Understand bail types, which court to approach, legal grounds, and documents required
| Type | When | Court | Provision |
|---|---|---|---|
| Anticipatory Bail | Before arrest, fearing arrest | Sessions Court / High Court | S.438 CrPC / S.482 BNSS |
| Regular Bail (Bailable) | After arrest, bailable offence | Police station (as of right) | S.436 CrPC / S.478 BNSS |
| Regular Bail (Magistrate) | After arrest, non-bailable, lower court | Judicial Magistrate / CJM | S.437 CrPC / S.480 BNSS |
| Regular Bail (Sessions/HC) | Serious offences / appeal from Magistrate | Sessions Court / High Court | S.439 CrPC / S.483 BNSS |
| Undertrial Bail (half-sentence) | After serving 50% of max sentence as undertrial | Trial Court | S.436A CrPC / S.479 BNSS |
In bailable offences, bail is a legal right and the police must grant it.

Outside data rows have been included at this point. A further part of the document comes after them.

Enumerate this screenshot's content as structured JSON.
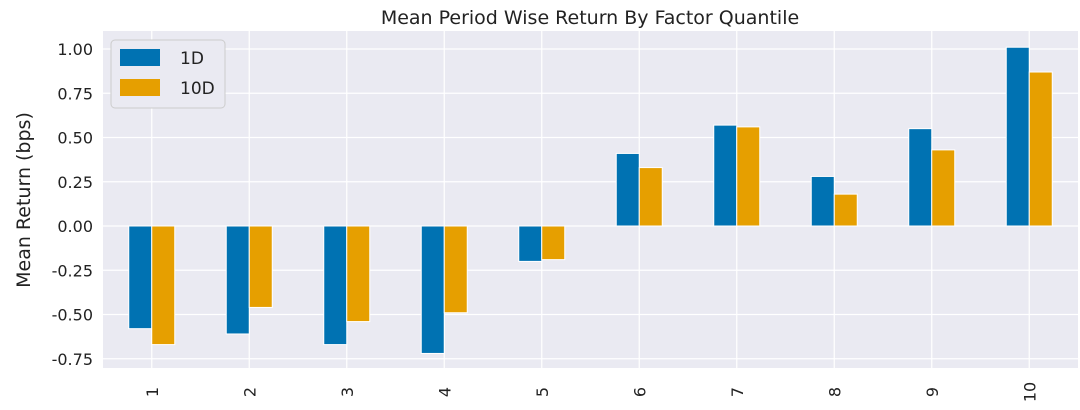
{
  "chart_data": {
    "type": "bar",
    "title": "Mean Period Wise Return By Factor Quantile",
    "xlabel": "",
    "ylabel": "Mean Return (bps)",
    "categories": [
      "1",
      "2",
      "3",
      "4",
      "5",
      "6",
      "7",
      "8",
      "9",
      "10"
    ],
    "series": [
      {
        "name": "1D",
        "color": "#0072b2",
        "values": [
          -0.58,
          -0.61,
          -0.67,
          -0.72,
          -0.2,
          0.41,
          0.57,
          0.28,
          0.55,
          1.01
        ]
      },
      {
        "name": "10D",
        "color": "#e69f00",
        "values": [
          -0.67,
          -0.46,
          -0.54,
          -0.49,
          -0.19,
          0.33,
          0.56,
          0.18,
          0.43,
          0.87
        ]
      }
    ],
    "yticks": [
      "1.00",
      "0.75",
      "0.50",
      "0.25",
      "0.00",
      "-0.25",
      "-0.50",
      "-0.75"
    ],
    "ylim": [
      -0.8,
      1.08
    ],
    "grid": true,
    "legend_position": "top-left",
    "background_color": "#eaeaf2"
  }
}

In non-bailable offences, bail is not automatic and must be applied for before a magistrate or sessions court, which can refuse bail based on severity and other factors.
Anticipatory bail (Section 482 BNSS / Section 438 CrPC) is bail granted in anticipation of an arrest. If you apprehend arrest in a non-bailable offence, apply to the Sessions Court or High Court. The bail protects you from arrest once granted.
For bailable offences, bail can be granted at the police station within hours. For non-bailable offences, a regular bail application typically takes 1 to 7 days in a magistrate court. Anticipatory bail in Sessions Court or High Court may take 1 to 3 weeks.
A court granting bail can impose: requirement to appear before police or court on specified dates, restriction on leaving the city, surrendering the passport, not contacting witnesses, and periodic reporting to the police station.
Yes. Bail can be cancelled if: the accused tampers with evidence or witnesses, commits another offence while on bail, violates bail conditions, or there is a material change in circumstances since bail was granted.